Sitting or Standing Cashiers (Continued)
Yesterday's column about the D.C. Chevy Chase woman who was disturbed that supermarket cashiers have to stand all day -- and decided to do something about it -- drew a huge response from readers, with some arguing that the policy American supermarkets hew to is a classic example of uncaring employers, and others contending that the job really can't be done while the worker is sitting.
Deana Jordan Sullivan's solution was to buy a bunch of stools at Ikea and deliver them to her neighborhood Safeway, but Safeway has declined to give the stools to the cashiers, saying that there's simply not enough space at the checkstands. The most interesting part of the story to me was the idea that this policy is driven by cultural expectations, that, as the Safeway spokesman put it, Americans don't really believe someone is working if they're sitting down.
Readers had lots to say:
A cashier at a high-volume store called the "do-gooder" gesture "presumptuous. I personally would not want stools in the cash register area because they get in the way. We work shifts and we get breaks. We trade off standing and actually, standing for hours is not all that hard to do. I am used to it."
But a longtime Safeway employee wrote with the opposite view:
"I spent the majority of my first 25 years as a Cashier. I could not be more ecstatic that you wrote your article! During my time as a Cashier, I would frequently have to visit a Chiropractor for back adjustments. I would often tell my Manager's that I work that in a space designed for 5'2" people and I am 6'3" and without a stool, I am running up the cost of Health Care for my company. Safeway's corporate response was to eventually limit our annual Chiropractic visits! Fortunately for me, I now have a new position in Safeway that allows me movement. I have not visited a Chiropractor for over four years! Corporate Management should give the go ahead to stools to save even more on Health Care. As for Deana Jordan Sullivan, tell her thank you ever so much for caring and she is a hero in my eyes!"
Bob Fustero, a longtime Giant employee who ran as an independent for Montgomery County Executive last fall, voiced similar frustration with management: The company view was that workers should be standing, so when cashiers had no customers, they were instructed "to wipe down the register, load bags, organize bags (remember paper bags used to come in a variety of sizes) and overall, look busy. The cashiers eventually learned that even if there was nothing to do, at least look busy, or management would find something else for you to do."
The contrast between European markets, where cashiers usually sit, and American ones stood out to many readers. A Maryland man noted that the Aldi grocery chain, which is based in Europe, allows its American cashiers to sit on stools.
But several readers said it's important to note that while cashiers in European markets do have stools and do their work sitting or perching, their job is somewhat different from their American counterparts. As my friend Bob put it, "in many of the large European chains, it's the customer, not the clerk, who does the bagging. So the movements required by the job are different than in the US. This may be one reason stools are more common abroad."

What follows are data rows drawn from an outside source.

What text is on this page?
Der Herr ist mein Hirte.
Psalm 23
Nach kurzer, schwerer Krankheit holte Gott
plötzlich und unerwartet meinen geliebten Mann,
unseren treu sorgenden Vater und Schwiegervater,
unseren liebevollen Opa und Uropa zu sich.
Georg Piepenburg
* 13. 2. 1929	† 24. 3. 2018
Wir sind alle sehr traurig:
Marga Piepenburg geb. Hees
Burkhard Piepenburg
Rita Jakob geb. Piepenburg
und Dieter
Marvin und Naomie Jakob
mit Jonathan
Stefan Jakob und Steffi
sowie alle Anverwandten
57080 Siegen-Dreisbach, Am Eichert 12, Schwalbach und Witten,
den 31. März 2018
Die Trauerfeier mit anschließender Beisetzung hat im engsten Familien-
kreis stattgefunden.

A reader in Alexandria noticed that the American rule that grocery cashiers should stand does have the occasional exception, such as a cashier he saw sitting at the checkstand in the Wegmans near the Fairfax County Government Center. "There were about 18 checkout counters, and one of them was lower then the others: The cashier was sitting--and only occasionally getting up. And the cashier was bagging by using a carousel located under the counter. The carousel was similar to the one used in the Wal-Mart stores that is located on top of the counter.
Our thought was this might have been an accommodation for the employee, and a thoughtful one at that."
Indeed, the Safeway spokesman told me that exceptions are occasionally made for workers with documented disabilities. Which again raises the larger question: If it works for those exceptional cases, why not make it the policy?
Finally, Montgomery County community organizer Alisa Glassman added another fascinating question about the work lives of cashiers:
"I had often wondered though about the cash register bottom (where the money is) hitting the workers each time the machines open to make change. I can't imagine being at a job where I'm hit throughout the day." I've always wondered about that--why are cash registers designed to smack the operator in the gut with each transaction?